Metrological Evaluation of a Programmable Gain Current-Sensing Digitizer Suitable for Retarding Potential Analyzers

Retarding potential analyzers (RPAs) are plasma diagnostic sensors that are widely preferred in the aerospace field for the study of space plasmas like the ionosphere and solar winds. This article describes a low-cost programmable-gain current-digitizing front-end for RPAs to be mounted on spacecraft. The requirement of a controlled high-speed and accurate measurement, considering the fast transit speed of the spacecraft, can be met using the proposed scheme. The circuit features a transimpedance amplifier as the primary stage followed by a programmable-gain integrator.
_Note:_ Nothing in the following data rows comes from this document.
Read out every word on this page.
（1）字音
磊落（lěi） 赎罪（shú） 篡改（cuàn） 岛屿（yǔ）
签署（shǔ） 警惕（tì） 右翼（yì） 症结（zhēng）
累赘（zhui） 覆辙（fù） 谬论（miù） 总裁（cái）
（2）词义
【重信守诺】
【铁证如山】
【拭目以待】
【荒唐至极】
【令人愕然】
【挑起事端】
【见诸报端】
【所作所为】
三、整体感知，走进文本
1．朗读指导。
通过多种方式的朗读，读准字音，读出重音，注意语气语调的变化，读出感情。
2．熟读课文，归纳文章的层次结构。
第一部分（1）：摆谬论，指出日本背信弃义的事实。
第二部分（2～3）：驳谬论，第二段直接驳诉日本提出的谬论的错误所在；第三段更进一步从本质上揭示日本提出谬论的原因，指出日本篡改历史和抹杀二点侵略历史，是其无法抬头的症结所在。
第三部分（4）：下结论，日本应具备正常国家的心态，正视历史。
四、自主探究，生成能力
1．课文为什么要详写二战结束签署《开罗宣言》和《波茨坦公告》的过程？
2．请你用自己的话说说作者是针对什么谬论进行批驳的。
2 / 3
The gain of the integrator is intelligently chosen by adjusting the integration time based on the magnitude of the incoming current. This enables the measurement of wide-range low-current from RPAs with minimal effects of analog-to-digital converter (ADC) quantization error with reduced response time. The design and analysis of the scheme, simulation, and experimental results for a current range of +/-(100 pA, 100 nA) is explained. The effects of offset errors of the scheme along with noise analysis were also reported. The maximum observed nonlinearity from the experimental model was 2.77%. From the results and inferences, the proposed scheme has been proven to work with RPA sensors. Recommendations for optimizing RPA operation, in conjunction with the proposed digitizing scheme are also discussed.